Atualizado: 20 de jul. de 2021


“Uns com tanto, outros com tão pouco”


Você já ouviu a história da mãe que levantou um carro com os próprios braços para tirar a filha que estava presa debaixo dele? Ou do lutador que quebrou a perna no meio da luta e não percebeu até que ela torcesse como uma borracha no chão? Do soldado que carregou o amigo moribundo por 30 quilômetros? Talvez não tenha escutado nenhuma dessas histórias especificamente. Mas certamente já ouviu, ou até mesmo presenciou alguém realizando um feito inimaginável em situações extremas, esportes de alto rendimento, acidentes, ou guerras.


Se quisermos comparar nossa capacidade de lidar com stress, com qualquer história dessas que rende um filme “baseado em fatos reais”, é impossível não se sentir fraco e impotente diante da disparidade gritante de capacidade. Quando vemos pessoas, como nós, de carne e osso, realizando feitos que parecem impossíveis para um humano, é difícil não se perguntar: como isso acontece? será que essas pessoas têm alguma qualidade especial que os humanos comuns não têm?


O senso comum (e os filmes) costumam assumir que sim. Que são “heróis”. Pessoas dotadas de uma capacidade única. E talvez existam de fato pessoas mais propensas a realizar feitos de esforço extraordinários, caso as condições se apresentem.


Mas o que pretendo trazer neste texto é uma compreensão sobre os mecanismos a partir dos quais, todo e qualquer ser humano pode aumentar sua capacidade de realizar e suportar esforço. Esses mecanismos não são privilégio de humanos super dotados. Eles estão presentes no corpo de qualquer pessoa comum e são simplesmente a forma como evoluímos para funcionar e sobreviver.

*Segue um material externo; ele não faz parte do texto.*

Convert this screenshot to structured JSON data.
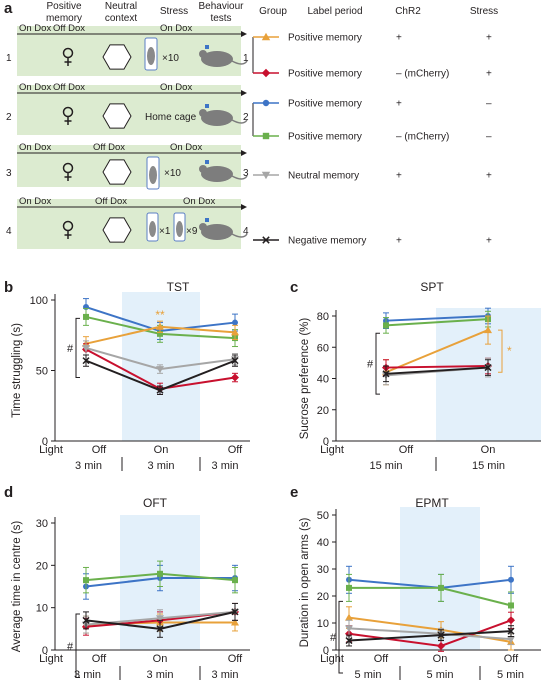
{
  "panel_a": {
    "letter": "a",
    "col_headers": [
      "Positive\nmemory",
      "Neutral\ncontext",
      "Stress",
      "Behaviour\ntests",
      "Group",
      "Label period",
      "ChR2",
      "Stress"
    ],
    "rows": [
      {
        "num": "1",
        "arrows": [
          {
            "label": "On Dox"
          },
          {
            "label": "Off Dox"
          },
          {
            "label": "On Dox"
          }
        ],
        "stress_text": "×10",
        "groups": [
          {
            "group_num": "1",
            "period": "Positive memory",
            "chr2": "+",
            "stress": "+"
          },
          {
            "period": "Positive memory",
            "chr2": "– (mCherry)",
            "stress": "+"
          }
        ]
      },
      {
        "num": "2",
        "arrows": [
          {
            "label": "On Dox"
          },
          {
            "label": "Off Dox"
          },
          {
            "label": "On Dox"
          }
        ],
        "stress_text": "Home cage",
        "groups": [
          {
            "group_num": "2",
            "period": "Positive memory",
            "chr2": "+",
            "stress": "–"
          },
          {
            "period": "Positive memory",
            "chr2": "– (mCherry)",
            "stress": "–"
          }
        ]
      },
      {
        "num": "3",
        "arrows": [
          {
            "label": "On Dox"
          },
          {
            "label": "Off Dox"
          },
          {
            "label": "On Dox"
          }
        ],
        "stress_text": "×10",
        "groups": [
          {
            "group_num": "3",
            "period": "Neutral memory",
            "chr2": "+",
            "stress": "+"
          }
        ]
      },
      {
        "num": "4",
        "arrows": [
          {
            "label": "On Dox"
          },
          {
            "label": "Off Dox"
          },
          {
            "label": "On Dox"
          }
        ],
        "stress_text_a": "×1",
        "stress_text_b": "×9",
        "groups": [
          {
            "group_num": "4",
            "period": "Negative memory",
            "chr2": "+",
            "stress": "+"
          }
        ]
      }
    ]
  },
  "colors": {
    "pos_chr2_stress": "#e8a13a",
    "pos_mch_stress": "#c8102e",
    "pos_chr2_nostress": "#3d74c6",
    "pos_mch_nostress": "#6ab04c",
    "neutral": "#a6a6a6",
    "negative": "#231f20",
    "green_bg": "#dcebd0",
    "blue_bg": "#e3f0fa"
  },
  "chart_data": [
    {
      "panel": "b",
      "type": "line",
      "title": "TST",
      "ylabel": "Time struggling (s)",
      "ylim": [
        0,
        100
      ],
      "yticks": [
        0,
        50,
        100
      ],
      "x_phases": [
        {
          "top": "Light",
          "bottom": ""
        },
        {
          "top": "Off",
          "bottom": "3 min"
        },
        {
          "top": "On",
          "bottom": "3 min"
        },
        {
          "top": "Off",
          "bottom": "3 min"
        }
      ],
      "sig": "#",
      "stars": "**",
      "series": [
        {
          "color": "pos_chr2_nostress",
          "values": [
            95,
            78,
            84
          ],
          "err": [
            6,
            6,
            6
          ]
        },
        {
          "color": "pos_mch_nostress",
          "values": [
            88,
            76,
            73
          ],
          "err": [
            6,
            6,
            6
          ]
        },
        {
          "color": "pos_chr2_stress",
          "values": [
            69,
            81,
            77
          ],
          "err": [
            5,
            4,
            5
          ]
        },
        {
          "color": "pos_mch_stress",
          "values": [
            65,
            37,
            45
          ],
          "err": [
            4,
            4,
            3
          ]
        },
        {
          "color": "neutral",
          "values": [
            66,
            51,
            58
          ],
          "err": [
            5,
            3,
            4
          ]
        },
        {
          "color": "negative",
          "values": [
            57,
            36,
            57
          ],
          "err": [
            4,
            3,
            4
          ]
        }
      ]
    },
    {
      "panel": "c",
      "type": "line",
      "title": "SPT",
      "ylabel": "Sucrose preference (%)",
      "ylim": [
        0,
        80
      ],
      "yticks": [
        0,
        20,
        40,
        60,
        80
      ],
      "x_phases": [
        {
          "top": "Light",
          "bottom": ""
        },
        {
          "top": "Off",
          "bottom": "15 min"
        },
        {
          "top": "On",
          "bottom": "15 min"
        }
      ],
      "sig": "#",
      "stars": "*",
      "series": [
        {
          "color": "pos_chr2_nostress",
          "values": [
            77,
            80
          ],
          "err": [
            5,
            5
          ]
        },
        {
          "color": "pos_mch_nostress",
          "values": [
            74,
            78
          ],
          "err": [
            5,
            5
          ]
        },
        {
          "color": "pos_chr2_stress",
          "values": [
            44,
            71
          ],
          "err": [
            8,
            9
          ]
        },
        {
          "color": "pos_mch_stress",
          "values": [
            47,
            48
          ],
          "err": [
            5,
            5
          ]
        },
        {
          "color": "neutral",
          "values": [
            42,
            47
          ],
          "err": [
            6,
            6
          ]
        },
        {
          "color": "negative",
          "values": [
            43,
            47
          ],
          "err": [
            5,
            5
          ]
        }
      ]
    },
    {
      "panel": "d",
      "type": "line",
      "title": "OFT",
      "ylabel": "Average time in centre (s)",
      "ylim": [
        0,
        30
      ],
      "yticks": [
        0,
        10,
        20,
        30
      ],
      "x_phases": [
        {
          "top": "Light",
          "bottom": ""
        },
        {
          "top": "Off",
          "bottom": "3 min"
        },
        {
          "top": "On",
          "bottom": "3 min"
        },
        {
          "top": "Off",
          "bottom": "3 min"
        }
      ],
      "sig": "#",
      "series": [
        {
          "color": "pos_chr2_nostress",
          "values": [
            15,
            17,
            17
          ],
          "err": [
            3,
            3,
            3
          ]
        },
        {
          "color": "pos_mch_nostress",
          "values": [
            16.5,
            18,
            16.5
          ],
          "err": [
            3,
            3,
            3
          ]
        },
        {
          "color": "pos_chr2_stress",
          "values": [
            6,
            6.5,
            6.5
          ],
          "err": [
            2,
            2,
            2
          ]
        },
        {
          "color": "pos_mch_stress",
          "values": [
            5.5,
            7,
            9
          ],
          "err": [
            2,
            2,
            2
          ]
        },
        {
          "color": "neutral",
          "values": [
            6,
            7.5,
            9
          ],
          "err": [
            2,
            2,
            2
          ]
        },
        {
          "color": "negative",
          "values": [
            7,
            5,
            9
          ],
          "err": [
            2,
            2,
            2
          ]
        }
      ]
    },
    {
      "panel": "e",
      "type": "line",
      "title": "EPMT",
      "ylabel": "Duration in open arms (s)",
      "ylim": [
        0,
        50
      ],
      "yticks": [
        0,
        10,
        20,
        30,
        40,
        50
      ],
      "x_phases": [
        {
          "top": "Light",
          "bottom": ""
        },
        {
          "top": "Off",
          "bottom": "5 min"
        },
        {
          "top": "On",
          "bottom": "5 min"
        },
        {
          "top": "Off",
          "bottom": "5 min"
        }
      ],
      "sig": "#",
      "series": [
        {
          "color": "pos_chr2_nostress",
          "values": [
            26,
            23,
            26
          ],
          "err": [
            5,
            5,
            5
          ]
        },
        {
          "color": "pos_mch_nostress",
          "values": [
            23,
            23,
            16.5
          ],
          "err": [
            5,
            5,
            5
          ]
        },
        {
          "color": "pos_chr2_stress",
          "values": [
            12,
            7.5,
            3
          ],
          "err": [
            4,
            3,
            3
          ]
        },
        {
          "color": "pos_mch_stress",
          "values": [
            6,
            1.5,
            11
          ],
          "err": [
            3,
            2,
            3
          ]
        },
        {
          "color": "neutral",
          "values": [
            8,
            6,
            4
          ],
          "err": [
            3,
            2,
            2
          ]
        },
        {
          "color": "negative",
          "values": [
            3.5,
            5.5,
            7
          ],
          "err": [
            2,
            2,
            2
          ]
        }
      ]
    }
  ]
}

Nesse texto pretendo virar de cabeça pra baixo boa parte do que pensamos a respeito das sensações de fadiga e de distração. Espero com isso que você termine essa leitura com uma compreensão mais aguçada de como nosso corpo funciona e com ferramentas para aprender e administrar melhor seu stress.


O quanto você realmente quer?


Todo organismo vivo tem que respeitar a lei da conservação de energia. O nosso sistema nervoso está constantemente administrando seu “orçamento metabólico”, para tomar a ação que mais lhe trará benefício, pelo menor custo energético possível. Em um ambiente de recursos limitados, nosso cérebro se desenvolveu para ser uma máquina de fazer previsões e julgamentos a respeito de onde é melhor alocar seus recursos metabólicos escassos. A neurocientista Lisa Barret Feldman descreve esse processo como se o nosso sistema nervoso tivesse as senhas de uma conta bancária de reservas energéticas. E que, como um investidor informado, ele estaria constantemente tentando tomar as melhores decisões a respeito de como gastar essa energia.

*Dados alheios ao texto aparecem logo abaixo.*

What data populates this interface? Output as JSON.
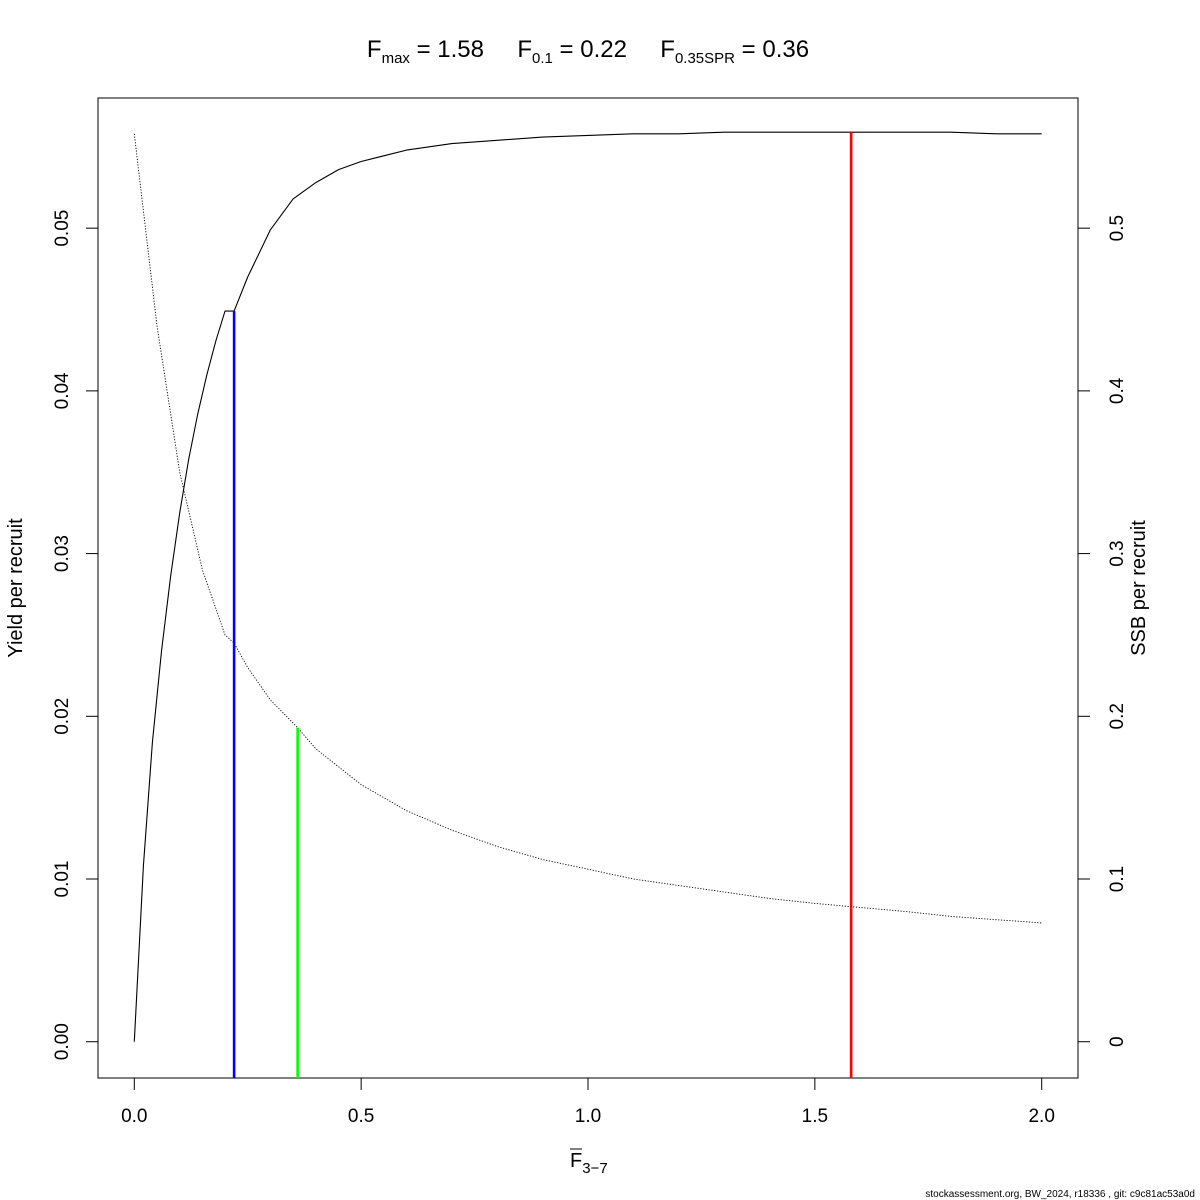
{
  "chart_data": {
    "type": "line",
    "title_parts": [
      {
        "main": "F",
        "sub": "max",
        "rest": " = 1.58"
      },
      {
        "main": "F",
        "sub": "0.1",
        "rest": " = 0.22"
      },
      {
        "main": "F",
        "sub": "0.35SPR",
        "rest": " = 0.36"
      }
    ],
    "xlabel": {
      "main": "F",
      "sub": "3−7"
    },
    "ylabel": "Yield per recruit",
    "y2label": "SSB per recruit",
    "xlim": [
      -0.08,
      2.08
    ],
    "ylim": [
      -0.00223,
      0.058
    ],
    "y2lim": [
      -0.0223,
      0.58
    ],
    "xticks": [
      0,
      0.5,
      1,
      1.5,
      2
    ],
    "xtick_labels": [
      "0.0",
      "0.5",
      "1.0",
      "1.5",
      "2.0"
    ],
    "yticks": [
      0,
      0.01,
      0.02,
      0.03,
      0.04,
      0.05
    ],
    "ytick_labels": [
      "0.00",
      "0.01",
      "0.02",
      "0.03",
      "0.04",
      "0.05"
    ],
    "y2ticks": [
      0,
      0.1,
      0.2,
      0.3,
      0.4,
      0.5
    ],
    "y2tick_labels": [
      "0",
      "0.1",
      "0.2",
      "0.3",
      "0.4",
      "0.5"
    ],
    "series": [
      {
        "axis": "left",
        "style": "solid",
        "color": "#000000",
        "x": [
          0,
          0.02,
          0.04,
          0.06,
          0.08,
          0.1,
          0.12,
          0.14,
          0.16,
          0.18,
          0.2,
          0.22,
          0.25,
          0.3,
          0.35,
          0.4,
          0.45,
          0.5,
          0.6,
          0.7,
          0.8,
          0.9,
          1.0,
          1.1,
          1.2,
          1.3,
          1.4,
          1.5,
          1.58,
          1.7,
          1.8,
          1.9,
          2.0
        ],
        "y": [
          0.0,
          0.0108,
          0.0184,
          0.024,
          0.0286,
          0.0325,
          0.0358,
          0.0386,
          0.041,
          0.0431,
          0.0449,
          0.0449,
          0.047,
          0.0499,
          0.0518,
          0.0528,
          0.0536,
          0.0541,
          0.0548,
          0.0552,
          0.0554,
          0.0556,
          0.0557,
          0.0558,
          0.0558,
          0.0559,
          0.0559,
          0.0559,
          0.0559,
          0.0559,
          0.0559,
          0.0558,
          0.0558
        ]
      },
      {
        "axis": "right",
        "style": "dotted",
        "color": "#000000",
        "x": [
          0,
          0.05,
          0.1,
          0.15,
          0.2,
          0.22,
          0.25,
          0.3,
          0.36,
          0.4,
          0.5,
          0.6,
          0.7,
          0.8,
          0.9,
          1.0,
          1.1,
          1.2,
          1.3,
          1.4,
          1.5,
          1.58,
          1.7,
          1.8,
          1.9,
          2.0
        ],
        "y": [
          0.558,
          0.44,
          0.35,
          0.29,
          0.25,
          0.245,
          0.23,
          0.21,
          0.193,
          0.18,
          0.158,
          0.142,
          0.13,
          0.12,
          0.112,
          0.106,
          0.1,
          0.096,
          0.092,
          0.088,
          0.085,
          0.083,
          0.08,
          0.077,
          0.075,
          0.073
        ]
      }
    ],
    "reference_lines": [
      {
        "x": 0.22,
        "y_top": 0.0449,
        "color": "#0000ff"
      },
      {
        "x": 0.36,
        "y_top": 0.0193,
        "color": "#00ff00"
      },
      {
        "x": 1.58,
        "y_top": 0.0559,
        "color": "#ff0000"
      }
    ]
  },
  "footer": "stockassessment.org, BW_2024, r18336 , git: c9c81ac53a0d"
}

Na história evolutiva da natureza, os organismos que não desenvolveram estratégias eficientes de alocação de recursos metabólicos ficaram pelo caminho e hoje não existem mais. E isso tem implicações importantes sobre a forma como interpretamos sinais que recebemos do nosso cérebro.


Neurociência, Fadiga e Distração


Para a neurociência, fadiga e distração são, de certa forma, faces da mesma moeda. Ambos são sinais enviados para o nosso corpo, pelo sistema nervoso, de que o benefício esperado por aquela dada ação não compensa o custo metabólico para realizá-la. No constante equilíbrio das “contas metabólicas”, nosso sistema nervoso envia sinais de fadiga e/ou distração quando considera que não vale a pena seguir gastando recursos com uma determinada atividade.


Basicamente o que ele quer é nos motivar a desistir daquela ação, e focar nossa atenção em outro lugar.


Fadiga


Sensações (dor, fadiga, fome, sono…) são a forma como nosso sistema límbico (parte do sistema nervoso responsável, entre outras coisas, por emitir sensações) comunica para o resto do corpo suas opiniões, nos motivando assim a agir (ou a não agir). A sensação de cansaço é, portanto, um produto do seu sistema nervoso e não apenas um fenômeno muscular, tecidual.


Quando você está se esforçando e sente cansaço, isso não quer dizer que você não tem mais energia. É evidente que cansaço muscular entra em jogo na equação que nosso sistema nervoso tenta resolver para decidir o quão cansados vamos nos sentir. Mas mesmo se suas reservas imediatas de glicogênio estiverem em baixa, o corpo tem diversos mecanismos de produzir mais energia caso precise.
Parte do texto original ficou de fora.